Form 8-K

 

 

UNITED STATES

SECURITIES AND EXCHANGE COMMISSION

Washington, DC 20549

 

 

FORM 8-K

 

 

CURRENT REPORT

Pursuant to Section 13 or 15(d) of

The Securities Exchange Act of 1934

Date of Report (Date of earliest event reported)

August 12, 2009

 

 

NIGHTHAWK RADIOLOGY HOLDINGS, INC.

(Exact name of registrant as specified in its charter)

 

 

 

Delaware   000-51786   87-0722777

(State or other jurisdiction

of incorporation)

  (Commission File Number)  

(IRS Employer

Identification No.)

601 Front Avenue, Suite 502

Coeur d’Alene, Idaho 83814

(Address of principal executive offices, including zip code)

(208) 676-8321

(Registrant’s telephone number, including area code)

Not Applicable

(Former name or former address, if changed since last report)

 

 

Check the appropriate box below if the Form 8-K filing is intended to simultaneously satisfy the filing obligation of the registrant under any of the following provisions (see General Instruction A.2. below):

 

¨ Written communications pursuant to Rule 425 under the Securities Act (17 CFR 230.425)

 

¨ Soliciting material pursuant to Rule 14a-12 under the Exchange Act (17 CFR 240.14a-12)

 

¨ Pre-commencement communications pursuant to Rule 14d-2(b) under the Exchange Act (17 CFR 240.14d-2(b))

 

¨ Pre-commencement communications pursuant to Rule 13e-4(c) under the Exchange Act (17 CFR 240.13e-4(c))

 

 

 


Item 1.01. Entry into a Material Definitive Agreement.

On August 12, 2009, NightHawk Radiology Holdings, Inc. (the “Company”) entered into a share repurchase agreement with its founder and former chief executive officer, Dr.
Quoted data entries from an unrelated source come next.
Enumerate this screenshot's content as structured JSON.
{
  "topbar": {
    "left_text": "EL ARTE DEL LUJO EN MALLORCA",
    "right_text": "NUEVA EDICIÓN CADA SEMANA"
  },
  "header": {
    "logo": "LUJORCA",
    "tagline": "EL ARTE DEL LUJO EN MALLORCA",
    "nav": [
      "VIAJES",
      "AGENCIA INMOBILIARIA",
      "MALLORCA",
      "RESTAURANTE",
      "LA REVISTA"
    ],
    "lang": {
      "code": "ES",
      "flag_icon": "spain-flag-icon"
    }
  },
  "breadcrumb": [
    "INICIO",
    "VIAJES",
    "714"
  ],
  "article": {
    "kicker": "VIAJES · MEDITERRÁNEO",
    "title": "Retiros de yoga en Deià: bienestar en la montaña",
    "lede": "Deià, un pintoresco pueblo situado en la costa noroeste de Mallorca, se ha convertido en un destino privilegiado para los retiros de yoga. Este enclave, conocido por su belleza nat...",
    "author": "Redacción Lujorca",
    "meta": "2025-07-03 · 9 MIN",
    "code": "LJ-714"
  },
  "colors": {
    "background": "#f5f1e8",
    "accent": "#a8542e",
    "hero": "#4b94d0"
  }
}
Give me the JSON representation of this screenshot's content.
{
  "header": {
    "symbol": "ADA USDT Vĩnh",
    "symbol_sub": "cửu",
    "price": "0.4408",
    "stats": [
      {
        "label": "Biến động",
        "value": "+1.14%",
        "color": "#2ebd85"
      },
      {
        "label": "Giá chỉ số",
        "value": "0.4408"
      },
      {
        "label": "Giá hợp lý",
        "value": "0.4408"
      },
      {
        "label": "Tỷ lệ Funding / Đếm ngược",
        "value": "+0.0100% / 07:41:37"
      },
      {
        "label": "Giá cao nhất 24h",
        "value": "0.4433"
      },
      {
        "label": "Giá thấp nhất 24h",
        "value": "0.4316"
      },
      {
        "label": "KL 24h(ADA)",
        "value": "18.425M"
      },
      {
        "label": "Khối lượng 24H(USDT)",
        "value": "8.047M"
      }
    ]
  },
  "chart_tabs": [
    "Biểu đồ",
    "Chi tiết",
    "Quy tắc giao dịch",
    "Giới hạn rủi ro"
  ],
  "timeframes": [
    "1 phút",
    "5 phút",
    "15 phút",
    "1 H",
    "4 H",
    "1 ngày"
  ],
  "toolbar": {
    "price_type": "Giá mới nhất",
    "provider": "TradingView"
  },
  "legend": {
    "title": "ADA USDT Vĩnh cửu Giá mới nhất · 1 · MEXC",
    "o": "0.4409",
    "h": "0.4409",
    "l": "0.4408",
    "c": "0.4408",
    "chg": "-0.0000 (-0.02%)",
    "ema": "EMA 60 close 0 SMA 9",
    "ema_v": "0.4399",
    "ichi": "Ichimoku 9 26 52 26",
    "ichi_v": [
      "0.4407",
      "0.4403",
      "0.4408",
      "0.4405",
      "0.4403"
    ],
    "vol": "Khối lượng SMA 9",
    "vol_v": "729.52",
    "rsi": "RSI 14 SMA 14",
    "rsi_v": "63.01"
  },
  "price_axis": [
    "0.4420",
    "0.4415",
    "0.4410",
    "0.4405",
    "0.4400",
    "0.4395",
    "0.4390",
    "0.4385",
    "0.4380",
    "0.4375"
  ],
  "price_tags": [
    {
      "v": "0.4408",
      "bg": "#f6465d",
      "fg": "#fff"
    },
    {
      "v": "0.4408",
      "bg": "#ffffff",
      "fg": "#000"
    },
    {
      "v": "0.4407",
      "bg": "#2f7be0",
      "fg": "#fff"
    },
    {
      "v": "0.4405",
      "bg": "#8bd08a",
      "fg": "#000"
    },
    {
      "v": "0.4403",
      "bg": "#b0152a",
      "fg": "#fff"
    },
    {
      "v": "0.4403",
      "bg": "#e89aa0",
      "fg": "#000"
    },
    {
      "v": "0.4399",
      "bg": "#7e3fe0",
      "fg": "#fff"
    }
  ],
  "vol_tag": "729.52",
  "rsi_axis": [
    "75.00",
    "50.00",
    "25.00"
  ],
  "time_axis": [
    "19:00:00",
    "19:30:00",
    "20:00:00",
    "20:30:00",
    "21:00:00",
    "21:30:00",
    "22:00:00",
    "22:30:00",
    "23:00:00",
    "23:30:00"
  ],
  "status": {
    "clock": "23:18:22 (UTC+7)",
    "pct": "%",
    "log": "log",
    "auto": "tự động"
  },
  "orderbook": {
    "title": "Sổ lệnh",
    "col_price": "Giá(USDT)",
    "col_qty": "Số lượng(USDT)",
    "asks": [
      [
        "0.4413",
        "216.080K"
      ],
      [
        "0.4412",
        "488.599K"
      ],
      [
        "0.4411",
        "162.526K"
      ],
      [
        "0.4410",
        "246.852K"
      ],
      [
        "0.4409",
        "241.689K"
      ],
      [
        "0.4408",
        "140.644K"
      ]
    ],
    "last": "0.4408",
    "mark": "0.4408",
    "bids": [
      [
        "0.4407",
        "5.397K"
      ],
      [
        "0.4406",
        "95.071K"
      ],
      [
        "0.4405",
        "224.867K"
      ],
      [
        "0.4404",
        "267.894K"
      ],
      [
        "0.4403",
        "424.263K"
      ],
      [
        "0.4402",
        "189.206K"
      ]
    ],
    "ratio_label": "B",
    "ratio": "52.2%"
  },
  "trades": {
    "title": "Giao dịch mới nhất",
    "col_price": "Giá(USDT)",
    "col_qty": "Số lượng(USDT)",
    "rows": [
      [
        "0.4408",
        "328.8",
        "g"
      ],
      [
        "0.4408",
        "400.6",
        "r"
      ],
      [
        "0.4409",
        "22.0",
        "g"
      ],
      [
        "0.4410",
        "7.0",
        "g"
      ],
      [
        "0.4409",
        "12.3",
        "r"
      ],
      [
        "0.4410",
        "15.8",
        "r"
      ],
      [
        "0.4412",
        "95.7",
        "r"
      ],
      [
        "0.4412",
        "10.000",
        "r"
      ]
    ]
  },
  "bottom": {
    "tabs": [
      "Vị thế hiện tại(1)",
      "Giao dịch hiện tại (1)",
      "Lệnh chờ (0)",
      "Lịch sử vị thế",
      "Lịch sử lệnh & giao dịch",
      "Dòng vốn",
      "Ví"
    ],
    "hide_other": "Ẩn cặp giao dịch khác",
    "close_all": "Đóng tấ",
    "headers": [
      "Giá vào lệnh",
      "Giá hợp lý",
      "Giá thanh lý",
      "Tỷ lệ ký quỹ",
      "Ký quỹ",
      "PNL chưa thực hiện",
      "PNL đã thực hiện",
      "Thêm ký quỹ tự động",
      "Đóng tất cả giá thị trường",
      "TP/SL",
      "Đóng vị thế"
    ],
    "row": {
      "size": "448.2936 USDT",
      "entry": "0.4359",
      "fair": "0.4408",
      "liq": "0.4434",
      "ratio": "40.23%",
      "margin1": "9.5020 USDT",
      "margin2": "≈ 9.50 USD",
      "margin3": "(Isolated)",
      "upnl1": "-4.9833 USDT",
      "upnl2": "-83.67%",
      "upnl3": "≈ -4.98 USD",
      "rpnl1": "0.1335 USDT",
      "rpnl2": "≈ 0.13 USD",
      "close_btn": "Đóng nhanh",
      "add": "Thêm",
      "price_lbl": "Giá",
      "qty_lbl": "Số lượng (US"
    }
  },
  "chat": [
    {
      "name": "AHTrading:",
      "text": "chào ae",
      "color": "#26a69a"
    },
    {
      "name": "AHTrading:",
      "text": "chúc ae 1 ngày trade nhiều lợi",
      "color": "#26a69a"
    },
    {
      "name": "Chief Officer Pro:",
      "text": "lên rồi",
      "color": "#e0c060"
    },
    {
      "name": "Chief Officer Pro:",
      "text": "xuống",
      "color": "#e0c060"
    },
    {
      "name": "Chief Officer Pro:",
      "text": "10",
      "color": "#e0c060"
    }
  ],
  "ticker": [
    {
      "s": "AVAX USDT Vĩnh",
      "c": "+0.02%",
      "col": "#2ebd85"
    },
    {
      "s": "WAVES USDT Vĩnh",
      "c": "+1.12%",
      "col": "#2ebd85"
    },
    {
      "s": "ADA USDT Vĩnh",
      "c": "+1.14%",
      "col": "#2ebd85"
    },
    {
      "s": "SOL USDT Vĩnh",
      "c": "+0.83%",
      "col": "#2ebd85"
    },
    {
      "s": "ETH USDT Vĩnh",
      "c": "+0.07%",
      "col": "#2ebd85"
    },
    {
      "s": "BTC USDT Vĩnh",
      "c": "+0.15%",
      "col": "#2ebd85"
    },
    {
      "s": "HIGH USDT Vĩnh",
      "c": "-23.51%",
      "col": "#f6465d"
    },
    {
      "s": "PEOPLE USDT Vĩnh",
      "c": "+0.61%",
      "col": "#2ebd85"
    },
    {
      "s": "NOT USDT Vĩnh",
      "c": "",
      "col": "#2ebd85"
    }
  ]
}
Paul E. Berger, pursuant to which the Company will purchase 3,000,000 shares of the Company’s common stock from Dr. Berger at a per share price of $4.63 per share, or an aggregate purchase price of approximately $13.9 million.
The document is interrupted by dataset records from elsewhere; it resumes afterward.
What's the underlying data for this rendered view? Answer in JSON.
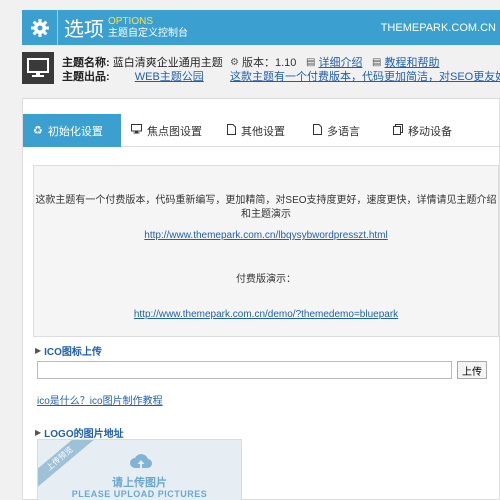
{
  "header": {
    "title": "选项",
    "subtitle_en": "OPTIONS",
    "subtitle_cn": "主题自定义控制台",
    "site": "THEMEPARK.COM.CN"
  },
  "info": {
    "theme_name_label": "主题名称:",
    "theme_name": "蓝白清爽企业通用主题",
    "theme_from_label": "主题出品:",
    "theme_from": "WEB主题公园",
    "version": "版本：1.10",
    "details_link": "详细介绍",
    "help_link": "教程和帮助",
    "promo_link": "这款主题有一个付费版本，代码更加简洁，对SEO更友好"
  },
  "tabs": [
    {
      "label": "初始化设置",
      "icon": "recycle-icon"
    },
    {
      "label": "焦点图设置",
      "icon": "monitor-icon"
    },
    {
      "label": "其他设置",
      "icon": "document-icon"
    },
    {
      "label": "多语言",
      "icon": "document-icon"
    },
    {
      "label": "移动设备",
      "icon": "copy-icon"
    }
  ],
  "notice": {
    "text1": "这款主题有一个付费版本，代码重新编写，更加精简，对SEO支持度更好，速度更快，详情请见主题介绍和主题演示",
    "link1": "http://www.themepark.com.cn/lbqysybwordpresszt.html",
    "text2": "付费版演示：",
    "link2": "http://www.themepark.com.cn/demo/?themedemo=bluepark"
  },
  "ico": {
    "title": "ICO图标上传",
    "input_value": "",
    "upload_label": "上传",
    "help_link": "ico是什么？ico图片制作教程"
  },
  "logo": {
    "title": "LOGO的图片地址",
    "ribbon": "上传预览",
    "upload_cn": "请上传图片",
    "upload_en": "PLEASE UPLOAD PICTURES"
  },
  "colors": {
    "accent": "#3b9fd0",
    "link": "#1f5fb0",
    "highlight": "#ffe24a"
  }
}
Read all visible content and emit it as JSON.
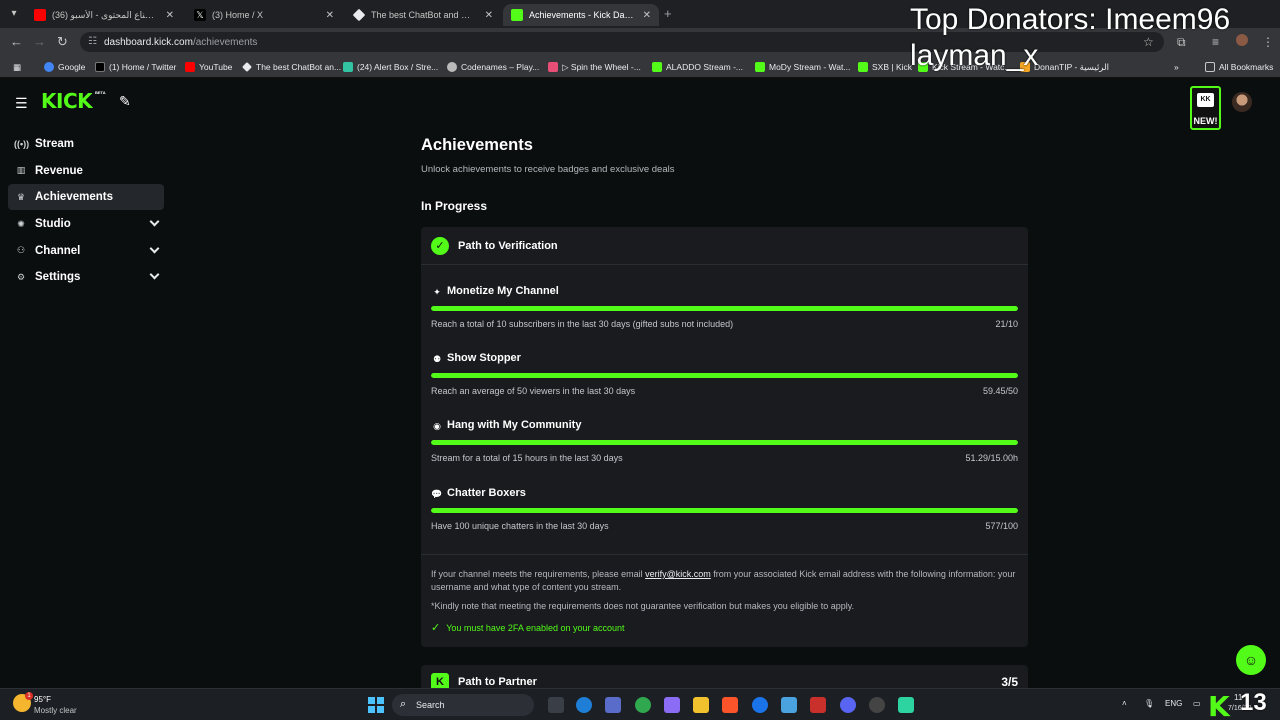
{
  "browser": {
    "tabs": [
      {
        "title": "(36) دوري صناع المحتوى - الأسبو",
        "color": "#ff0000"
      },
      {
        "title": "(3) Home / X",
        "color": "#ffffff"
      },
      {
        "title": "The best ChatBot and Widgets",
        "color": "#e8eaed"
      },
      {
        "title": "Achievements - Kick Dashboard",
        "color": "#53fc18",
        "active": true
      }
    ],
    "url_host": "dashboard.kick.com",
    "url_path": "/achievements",
    "bookmarks": [
      {
        "label": "Google",
        "color": "#4285f4"
      },
      {
        "label": "(1) Home / Twitter",
        "color": "#ffffff"
      },
      {
        "label": "YouTube",
        "color": "#ff0000"
      },
      {
        "label": "The best ChatBot an...",
        "color": "#e8eaed"
      },
      {
        "label": "(24) Alert Box / Stre...",
        "color": "#31c3a2"
      },
      {
        "label": "Codenames – Play...",
        "color": "#bbbbbb"
      },
      {
        "label": "▷ Spin the Wheel -...",
        "color": "#e94e77"
      },
      {
        "label": "ALADDO Stream -...",
        "color": "#53fc18"
      },
      {
        "label": "MoDy Stream - Wat...",
        "color": "#53fc18"
      },
      {
        "label": "SXB | Kick",
        "color": "#53fc18"
      },
      {
        "label": "Kick Stream - Watc...",
        "color": "#53fc18"
      },
      {
        "label": "DonanTIP - الرئيسية",
        "color": "#f5a623"
      }
    ],
    "all_bookmarks": "All Bookmarks"
  },
  "sidebar": {
    "items": [
      {
        "label": "Stream",
        "icon": "broadcast-icon"
      },
      {
        "label": "Revenue",
        "icon": "chart-icon"
      },
      {
        "label": "Achievements",
        "icon": "trophy-icon",
        "active": true
      },
      {
        "label": "Studio",
        "icon": "palette-icon",
        "expandable": true
      },
      {
        "label": "Channel",
        "icon": "people-icon",
        "expandable": true
      },
      {
        "label": "Settings",
        "icon": "gear-icon",
        "expandable": true
      }
    ]
  },
  "header": {
    "badge_new": "NEW!",
    "badge_logo": "KK"
  },
  "main": {
    "title": "Achievements",
    "subtitle": "Unlock achievements to receive badges and exclusive deals",
    "section": "In Progress",
    "verification": {
      "title": "Path to Verification",
      "requirements": [
        {
          "title": "Monetize My Channel",
          "icon": "sparkle-icon",
          "description": "Reach a total of 10 subscribers in the last 30 days (gifted subs not included)",
          "value": "21/10",
          "progress": 1.0
        },
        {
          "title": "Show Stopper",
          "icon": "viewers-icon",
          "description": "Reach an average of 50 viewers in the last 30 days",
          "value": "59.45/50",
          "progress": 1.0
        },
        {
          "title": "Hang with My Community",
          "icon": "broadcast-icon",
          "description": "Stream for a total of 15 hours in the last 30 days",
          "value": "51.29/15.00h",
          "progress": 1.0
        },
        {
          "title": "Chatter Boxers",
          "icon": "chat-icon",
          "description": "Have 100 unique chatters in the last 30 days",
          "value": "577/100",
          "progress": 1.0
        }
      ],
      "note_before": "If your channel meets the requirements, please email ",
      "note_link": "verify@kick.com",
      "note_after": " from your associated Kick email address with the following information: your username and what type of content you stream.",
      "note_disclaimer": "*Kindly note that meeting the requirements does not guarantee verification but makes you eligible to apply.",
      "twofa": "You must have 2FA enabled on your account"
    },
    "partner": {
      "title": "Path to Partner",
      "value": "3/5"
    }
  },
  "overlay": {
    "text": "Top Donators: Imeem96\nlayman_x"
  },
  "taskbar": {
    "temperature": "95°F",
    "weather": "Mostly clear",
    "weather_badge": "1",
    "search": "Search",
    "lang": "ENG",
    "clock": "11",
    "date": "7/16/20",
    "stream_count": "13"
  },
  "colors": {
    "accent": "#53fc18",
    "card": "#191b1f",
    "background": "#0b0e0f"
  }
}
A copy of the share purchase agreement between the Company and Dr. Berger dated August 12, 2009 is attached to this Current Report as Exhibit 99.1 and is incorporated herein by reference.
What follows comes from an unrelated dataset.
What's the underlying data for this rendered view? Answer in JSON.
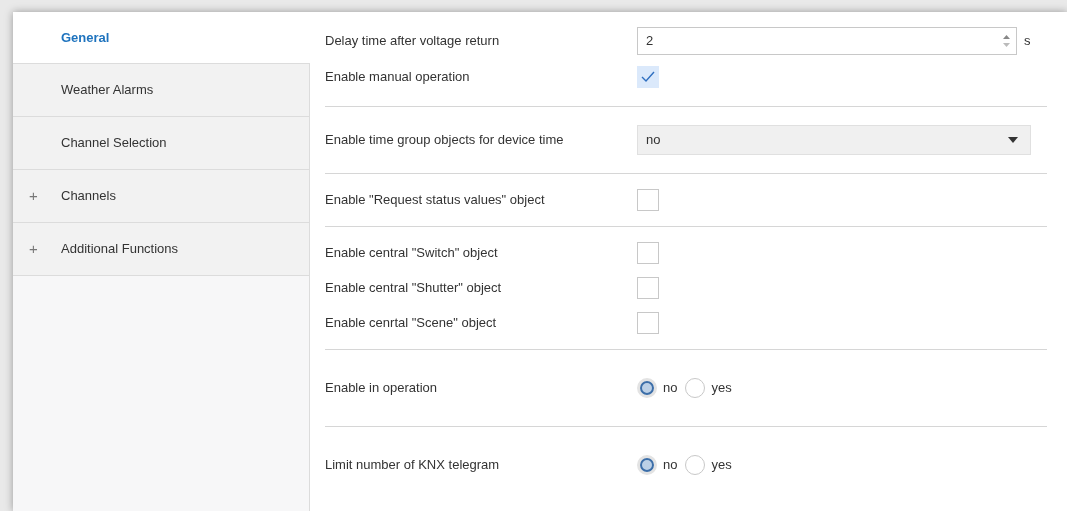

Item 2.02. Results of Operations and Financial Condition.

On August 13, 2009, the Company issued a press release announcing the stock repurchase and updating its financial guidance to give effect thereto. A copy of the press release is furnished as Exhibit 99.2 and is incorporated herein by reference. The information provided under Item 2.02 in this Form 8-K and the second paragraph of Exhibit 99.2 attached hereto is furnished and shall not be deemed “filed” for purposes of Section 18 of the Securities Exchange Act of 1934, as amended (the “Exchange Act”), or otherwise subject to the liability of that section, nor shall it be deemed incorporated by reference in any filing under the Securities Act of 1933, as amended, or the Exchange Act, except as expressly set forth by specific reference in such filing.

Item 9.01. Financial Statements and Exhibits.

(d) Exhibits

 

Exhibit
Number

 

Description

99.1   Share Purchase Agreement between the Company and Dr. Paul E. Berger dated August 12, 2009.
99.2   Press release dated August 13, 2009.


SIGNATURE

Pursuant to the requirements of the Securities Exchange Act of 1934, the Registrant has duly caused this report to be signed on its behalf by the undersigned hereunto duly authorized.

Date: August 13, 2009

 

NIGHTHAWK RADIOLOGY HOLDINGS, INC.
By:  

/s/    Paul E. Cartee

  Paul E. Cartee
  Senior Vice President and General Counsel


EXHIBIT INDEX

 

Exhibit
Number

 

Description

99.1   Share Purchase Agreement between the Company and Dr. Paul E. Berger dated August 12, 2009.
99.2   Press release dated August 13, 2009.